Allora potrei gettarmi dalla finestra. Ma non certo da casa mia. Dal secondo piano non mi ammazzo di sicuro e, anzi, sfigato come sono magari mi salvo ma mi rompo l’osso del collo e resto tetraplegico. Ci mancherebbe solo di campare immobile dal collo in giù per i prossimi quarant’anni! Potrei allora salire all’ultimo piano e gettarmi dal balconcino delle scale che dà sul cortile. Magari di notte, quando nessuno mi vede. …Tuttavia lì è stretto, stretto e pieno di tubi, di ostacoli, due piani sopra il mio addirittura ci hanno steso le corde per il bucato e non capisco come non temano di farselo rubare. No, potrei talmente rallentare la caduta da non ammazzarmi lo stesso e passare i prossimi sei mesi ricoverato in ospedale. Ah, ecco l’edicola. Appena se ne andrà il tipo dalla chioma fluente, di cui vedo il retro disegno della sua maglietta Warner, toccherà a me. Ora.

“Mi dia… Tutto. Quant’è? … Grazie, arrivederci.”

Non riesco neppure più a leggere libri, solo quotidiani e riviste. Sono inutile, da ogni punto di vista.

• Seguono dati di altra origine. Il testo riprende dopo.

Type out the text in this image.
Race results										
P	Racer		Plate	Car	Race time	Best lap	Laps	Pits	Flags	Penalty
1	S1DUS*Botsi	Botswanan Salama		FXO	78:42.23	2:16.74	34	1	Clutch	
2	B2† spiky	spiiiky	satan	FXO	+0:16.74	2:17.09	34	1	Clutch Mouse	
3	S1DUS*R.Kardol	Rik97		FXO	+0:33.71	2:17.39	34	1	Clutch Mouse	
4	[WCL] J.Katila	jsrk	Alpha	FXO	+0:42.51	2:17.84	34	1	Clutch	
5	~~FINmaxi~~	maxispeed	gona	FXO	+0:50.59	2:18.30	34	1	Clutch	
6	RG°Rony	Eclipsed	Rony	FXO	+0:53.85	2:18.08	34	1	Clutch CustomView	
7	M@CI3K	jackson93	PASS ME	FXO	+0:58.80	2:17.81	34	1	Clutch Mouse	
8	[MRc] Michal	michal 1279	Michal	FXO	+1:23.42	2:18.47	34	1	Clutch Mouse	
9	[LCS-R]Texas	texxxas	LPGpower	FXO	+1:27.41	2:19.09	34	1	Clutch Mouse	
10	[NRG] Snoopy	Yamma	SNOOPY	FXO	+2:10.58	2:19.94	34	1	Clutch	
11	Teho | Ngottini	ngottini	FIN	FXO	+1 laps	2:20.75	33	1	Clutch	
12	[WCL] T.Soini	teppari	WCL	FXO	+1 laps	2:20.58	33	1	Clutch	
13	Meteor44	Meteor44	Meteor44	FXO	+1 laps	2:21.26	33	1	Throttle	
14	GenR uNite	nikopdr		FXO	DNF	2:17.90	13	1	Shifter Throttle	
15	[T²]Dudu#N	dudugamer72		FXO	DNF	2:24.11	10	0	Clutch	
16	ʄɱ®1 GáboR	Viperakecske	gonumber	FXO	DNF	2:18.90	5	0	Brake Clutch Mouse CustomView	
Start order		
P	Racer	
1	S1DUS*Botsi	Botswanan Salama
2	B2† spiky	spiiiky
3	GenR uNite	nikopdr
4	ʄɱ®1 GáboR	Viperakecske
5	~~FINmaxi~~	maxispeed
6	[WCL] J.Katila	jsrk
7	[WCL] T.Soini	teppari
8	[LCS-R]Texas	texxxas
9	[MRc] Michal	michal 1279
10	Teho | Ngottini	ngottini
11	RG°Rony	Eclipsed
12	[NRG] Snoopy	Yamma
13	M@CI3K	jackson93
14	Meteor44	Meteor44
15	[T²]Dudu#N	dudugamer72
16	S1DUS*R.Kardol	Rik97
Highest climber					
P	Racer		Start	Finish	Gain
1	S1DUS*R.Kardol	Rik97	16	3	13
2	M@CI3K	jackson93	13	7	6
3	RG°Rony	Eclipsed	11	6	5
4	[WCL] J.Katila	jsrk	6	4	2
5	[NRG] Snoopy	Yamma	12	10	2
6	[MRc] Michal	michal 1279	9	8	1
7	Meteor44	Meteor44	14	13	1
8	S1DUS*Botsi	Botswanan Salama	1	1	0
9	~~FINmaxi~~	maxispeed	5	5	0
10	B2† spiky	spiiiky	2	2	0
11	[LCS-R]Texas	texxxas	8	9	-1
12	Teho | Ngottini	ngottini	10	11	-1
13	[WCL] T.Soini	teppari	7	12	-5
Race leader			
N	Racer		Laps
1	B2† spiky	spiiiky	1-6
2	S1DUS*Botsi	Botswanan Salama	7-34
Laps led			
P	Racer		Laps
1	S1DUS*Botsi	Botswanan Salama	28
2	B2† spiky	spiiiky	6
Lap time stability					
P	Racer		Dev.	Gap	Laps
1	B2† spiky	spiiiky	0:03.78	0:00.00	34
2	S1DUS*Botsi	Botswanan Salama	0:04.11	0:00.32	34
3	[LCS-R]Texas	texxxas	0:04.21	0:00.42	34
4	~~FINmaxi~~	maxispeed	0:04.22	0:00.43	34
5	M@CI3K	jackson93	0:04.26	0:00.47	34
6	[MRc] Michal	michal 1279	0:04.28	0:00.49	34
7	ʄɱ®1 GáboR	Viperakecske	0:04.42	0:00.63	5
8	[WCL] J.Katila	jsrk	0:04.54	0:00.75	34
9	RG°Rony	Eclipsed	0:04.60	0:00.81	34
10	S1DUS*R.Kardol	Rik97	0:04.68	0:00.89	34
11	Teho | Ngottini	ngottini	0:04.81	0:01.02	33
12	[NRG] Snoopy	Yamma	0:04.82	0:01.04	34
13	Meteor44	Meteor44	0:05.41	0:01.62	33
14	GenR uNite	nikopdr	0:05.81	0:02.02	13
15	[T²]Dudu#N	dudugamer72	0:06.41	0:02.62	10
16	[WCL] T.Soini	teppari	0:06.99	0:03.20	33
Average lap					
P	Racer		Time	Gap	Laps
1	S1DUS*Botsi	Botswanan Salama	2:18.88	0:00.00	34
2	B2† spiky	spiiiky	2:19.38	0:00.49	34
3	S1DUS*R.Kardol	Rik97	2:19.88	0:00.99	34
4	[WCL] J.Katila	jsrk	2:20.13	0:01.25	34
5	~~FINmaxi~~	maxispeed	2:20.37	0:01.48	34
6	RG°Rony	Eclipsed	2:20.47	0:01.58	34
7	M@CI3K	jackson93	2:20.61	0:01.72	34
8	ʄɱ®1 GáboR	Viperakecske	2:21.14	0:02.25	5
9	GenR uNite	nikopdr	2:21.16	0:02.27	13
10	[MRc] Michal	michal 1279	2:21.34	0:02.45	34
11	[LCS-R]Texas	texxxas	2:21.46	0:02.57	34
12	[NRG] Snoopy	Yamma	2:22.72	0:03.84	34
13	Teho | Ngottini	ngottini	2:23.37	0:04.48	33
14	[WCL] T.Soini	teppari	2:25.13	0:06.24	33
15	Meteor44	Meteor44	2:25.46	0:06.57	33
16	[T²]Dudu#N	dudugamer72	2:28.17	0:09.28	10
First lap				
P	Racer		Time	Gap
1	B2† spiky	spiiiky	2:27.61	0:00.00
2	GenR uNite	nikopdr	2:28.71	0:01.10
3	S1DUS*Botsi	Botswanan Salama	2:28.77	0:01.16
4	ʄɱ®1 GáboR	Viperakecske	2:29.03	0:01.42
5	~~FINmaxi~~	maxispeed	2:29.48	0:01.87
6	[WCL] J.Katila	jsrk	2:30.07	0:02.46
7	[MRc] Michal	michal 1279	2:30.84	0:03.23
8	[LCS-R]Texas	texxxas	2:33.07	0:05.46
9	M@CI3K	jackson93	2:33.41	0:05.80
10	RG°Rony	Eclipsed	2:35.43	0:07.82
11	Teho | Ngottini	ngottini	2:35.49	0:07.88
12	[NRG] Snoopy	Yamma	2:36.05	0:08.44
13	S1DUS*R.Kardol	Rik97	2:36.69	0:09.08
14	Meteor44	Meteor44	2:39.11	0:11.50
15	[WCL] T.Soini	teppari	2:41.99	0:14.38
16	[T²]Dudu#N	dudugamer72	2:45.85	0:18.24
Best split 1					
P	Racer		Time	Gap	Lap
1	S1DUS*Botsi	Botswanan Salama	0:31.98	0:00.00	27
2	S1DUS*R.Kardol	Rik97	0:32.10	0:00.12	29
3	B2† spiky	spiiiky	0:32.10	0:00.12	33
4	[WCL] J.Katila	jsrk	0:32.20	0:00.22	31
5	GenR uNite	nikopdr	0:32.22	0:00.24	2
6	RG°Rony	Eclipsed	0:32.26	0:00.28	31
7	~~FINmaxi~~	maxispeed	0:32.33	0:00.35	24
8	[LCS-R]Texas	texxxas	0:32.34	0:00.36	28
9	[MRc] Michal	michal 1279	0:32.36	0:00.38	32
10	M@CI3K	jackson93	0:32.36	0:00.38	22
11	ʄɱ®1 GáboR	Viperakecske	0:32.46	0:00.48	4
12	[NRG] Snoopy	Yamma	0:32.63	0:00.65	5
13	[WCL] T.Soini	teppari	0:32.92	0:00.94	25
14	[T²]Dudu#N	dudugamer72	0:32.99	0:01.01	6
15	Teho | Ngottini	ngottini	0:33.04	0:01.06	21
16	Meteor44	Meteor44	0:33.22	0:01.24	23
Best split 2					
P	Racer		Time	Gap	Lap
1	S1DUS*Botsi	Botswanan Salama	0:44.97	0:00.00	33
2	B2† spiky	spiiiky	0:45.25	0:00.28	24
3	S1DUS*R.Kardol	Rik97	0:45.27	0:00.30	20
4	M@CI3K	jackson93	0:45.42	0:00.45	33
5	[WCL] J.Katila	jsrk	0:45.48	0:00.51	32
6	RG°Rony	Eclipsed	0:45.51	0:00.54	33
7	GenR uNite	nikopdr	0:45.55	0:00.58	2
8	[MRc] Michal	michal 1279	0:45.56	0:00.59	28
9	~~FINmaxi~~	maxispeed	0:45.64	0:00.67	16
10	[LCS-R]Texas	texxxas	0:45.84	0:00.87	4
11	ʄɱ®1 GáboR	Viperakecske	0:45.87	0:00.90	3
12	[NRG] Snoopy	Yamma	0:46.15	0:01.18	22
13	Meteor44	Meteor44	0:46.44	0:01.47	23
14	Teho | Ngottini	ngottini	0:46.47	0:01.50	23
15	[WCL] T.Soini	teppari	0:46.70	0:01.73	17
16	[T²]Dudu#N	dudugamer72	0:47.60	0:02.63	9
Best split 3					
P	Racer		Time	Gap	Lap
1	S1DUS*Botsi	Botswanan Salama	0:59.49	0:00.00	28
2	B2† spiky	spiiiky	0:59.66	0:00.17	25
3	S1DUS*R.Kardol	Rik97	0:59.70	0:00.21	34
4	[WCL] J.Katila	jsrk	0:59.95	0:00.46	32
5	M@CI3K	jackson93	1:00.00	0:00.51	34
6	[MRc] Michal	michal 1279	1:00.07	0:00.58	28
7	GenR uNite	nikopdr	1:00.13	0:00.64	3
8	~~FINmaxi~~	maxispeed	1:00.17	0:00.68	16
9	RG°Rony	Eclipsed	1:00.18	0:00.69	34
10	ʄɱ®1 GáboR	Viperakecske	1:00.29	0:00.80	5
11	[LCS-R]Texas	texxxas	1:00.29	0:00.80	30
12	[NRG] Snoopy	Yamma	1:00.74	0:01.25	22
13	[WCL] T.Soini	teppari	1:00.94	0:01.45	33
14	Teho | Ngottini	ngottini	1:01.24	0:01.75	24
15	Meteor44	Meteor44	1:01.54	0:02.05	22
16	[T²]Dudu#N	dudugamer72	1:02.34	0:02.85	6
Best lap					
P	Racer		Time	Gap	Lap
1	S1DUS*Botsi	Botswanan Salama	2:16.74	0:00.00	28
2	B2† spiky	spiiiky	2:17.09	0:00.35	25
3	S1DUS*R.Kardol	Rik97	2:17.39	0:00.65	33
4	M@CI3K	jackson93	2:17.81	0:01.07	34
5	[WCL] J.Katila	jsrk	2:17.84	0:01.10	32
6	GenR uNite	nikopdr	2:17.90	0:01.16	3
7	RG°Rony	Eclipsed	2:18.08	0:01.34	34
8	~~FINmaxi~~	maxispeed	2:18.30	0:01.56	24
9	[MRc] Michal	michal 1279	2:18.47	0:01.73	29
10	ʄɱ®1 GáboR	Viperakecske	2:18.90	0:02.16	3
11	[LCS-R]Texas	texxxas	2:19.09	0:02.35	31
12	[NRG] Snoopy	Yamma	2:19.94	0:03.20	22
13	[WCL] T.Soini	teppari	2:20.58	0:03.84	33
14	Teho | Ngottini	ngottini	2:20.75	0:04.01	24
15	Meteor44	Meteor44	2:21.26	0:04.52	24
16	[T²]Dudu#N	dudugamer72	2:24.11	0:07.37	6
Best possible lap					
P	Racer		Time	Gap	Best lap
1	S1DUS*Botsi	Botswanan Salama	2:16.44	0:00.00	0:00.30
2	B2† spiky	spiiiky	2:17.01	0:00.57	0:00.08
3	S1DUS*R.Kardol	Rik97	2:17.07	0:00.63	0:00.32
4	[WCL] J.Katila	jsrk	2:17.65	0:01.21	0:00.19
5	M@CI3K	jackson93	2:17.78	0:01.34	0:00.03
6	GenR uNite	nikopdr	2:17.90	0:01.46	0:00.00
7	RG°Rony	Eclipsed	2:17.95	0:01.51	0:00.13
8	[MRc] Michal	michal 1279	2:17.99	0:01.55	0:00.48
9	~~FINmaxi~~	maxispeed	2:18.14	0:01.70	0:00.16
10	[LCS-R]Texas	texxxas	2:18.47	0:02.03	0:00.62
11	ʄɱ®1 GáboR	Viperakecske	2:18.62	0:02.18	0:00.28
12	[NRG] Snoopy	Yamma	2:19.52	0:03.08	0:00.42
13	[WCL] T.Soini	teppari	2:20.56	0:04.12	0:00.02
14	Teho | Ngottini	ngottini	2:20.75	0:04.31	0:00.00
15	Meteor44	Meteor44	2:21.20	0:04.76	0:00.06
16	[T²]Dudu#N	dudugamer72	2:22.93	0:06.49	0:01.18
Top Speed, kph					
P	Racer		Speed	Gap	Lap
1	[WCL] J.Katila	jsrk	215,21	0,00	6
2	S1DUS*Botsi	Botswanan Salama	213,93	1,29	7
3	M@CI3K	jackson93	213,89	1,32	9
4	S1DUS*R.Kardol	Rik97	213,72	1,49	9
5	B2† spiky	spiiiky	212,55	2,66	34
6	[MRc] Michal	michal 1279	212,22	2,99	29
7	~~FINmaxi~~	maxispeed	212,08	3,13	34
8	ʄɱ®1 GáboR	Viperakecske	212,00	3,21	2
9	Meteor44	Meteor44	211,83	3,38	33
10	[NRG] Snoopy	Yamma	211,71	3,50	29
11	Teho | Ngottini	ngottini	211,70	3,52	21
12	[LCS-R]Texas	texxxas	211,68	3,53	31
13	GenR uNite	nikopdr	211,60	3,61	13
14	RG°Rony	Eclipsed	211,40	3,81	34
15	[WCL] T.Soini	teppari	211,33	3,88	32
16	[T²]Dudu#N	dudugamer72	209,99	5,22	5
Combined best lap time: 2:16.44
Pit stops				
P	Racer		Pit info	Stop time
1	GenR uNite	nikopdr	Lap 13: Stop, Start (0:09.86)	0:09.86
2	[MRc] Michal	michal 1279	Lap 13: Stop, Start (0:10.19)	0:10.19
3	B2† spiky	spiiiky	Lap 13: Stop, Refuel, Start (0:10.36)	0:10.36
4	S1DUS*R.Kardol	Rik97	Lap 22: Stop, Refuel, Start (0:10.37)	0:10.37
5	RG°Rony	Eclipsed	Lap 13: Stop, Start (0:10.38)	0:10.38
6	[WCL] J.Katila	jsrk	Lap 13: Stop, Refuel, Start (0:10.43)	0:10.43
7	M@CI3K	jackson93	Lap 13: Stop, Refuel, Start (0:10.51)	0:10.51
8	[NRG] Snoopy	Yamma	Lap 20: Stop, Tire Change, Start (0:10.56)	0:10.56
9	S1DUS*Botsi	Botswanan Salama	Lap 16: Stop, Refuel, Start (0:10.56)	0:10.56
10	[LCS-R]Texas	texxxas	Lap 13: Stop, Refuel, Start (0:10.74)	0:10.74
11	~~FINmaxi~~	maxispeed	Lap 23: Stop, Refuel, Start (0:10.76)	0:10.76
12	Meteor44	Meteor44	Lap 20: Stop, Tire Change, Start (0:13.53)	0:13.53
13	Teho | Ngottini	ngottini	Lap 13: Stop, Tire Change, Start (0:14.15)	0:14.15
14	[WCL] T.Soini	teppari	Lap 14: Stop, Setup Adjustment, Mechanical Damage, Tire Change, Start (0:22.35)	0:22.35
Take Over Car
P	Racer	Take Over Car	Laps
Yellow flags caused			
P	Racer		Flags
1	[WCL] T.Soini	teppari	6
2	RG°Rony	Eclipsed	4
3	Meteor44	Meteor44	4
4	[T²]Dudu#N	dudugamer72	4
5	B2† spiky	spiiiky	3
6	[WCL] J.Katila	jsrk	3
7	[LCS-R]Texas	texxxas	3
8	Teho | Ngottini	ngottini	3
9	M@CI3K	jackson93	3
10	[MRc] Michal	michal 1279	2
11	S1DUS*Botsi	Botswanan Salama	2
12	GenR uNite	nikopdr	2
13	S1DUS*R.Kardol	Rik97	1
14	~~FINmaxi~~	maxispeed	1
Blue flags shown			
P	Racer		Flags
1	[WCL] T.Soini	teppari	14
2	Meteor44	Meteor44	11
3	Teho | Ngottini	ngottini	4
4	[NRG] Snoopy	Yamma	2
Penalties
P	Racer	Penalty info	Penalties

Forse era destino che tutto mi dovesse andare male, nella vita. Il fato ha cominciato a dimostrarsi avverso già prima di venire al mondo, quando i miei futuri genitori litigavano di continuo sul nome da dare al nascituro. Alla fine hanno optato per la “geniale” idea di chiamarmi in base al santo celebrato nella data in cui sarei nato, comodo, no? Così, si sono detti, il nostro bambino festeggerà compleanno e onomastico in una volta sola. E io, accidenti alla mia dannatissima sfiga, ho avuto la sventura di nascere proprio il 9 maggio, giorno di San Isaia profeta, per cui devo sopportare a vita questo nome imbecille. E mi è andata pure bene, perché il 9 di maggio era dedicato anche a San Pacomio e con il pessimo gusto di cui sono dotati i miei genitori… Almeno mi avessero battezzato Gregorio. E invece no, accidenti.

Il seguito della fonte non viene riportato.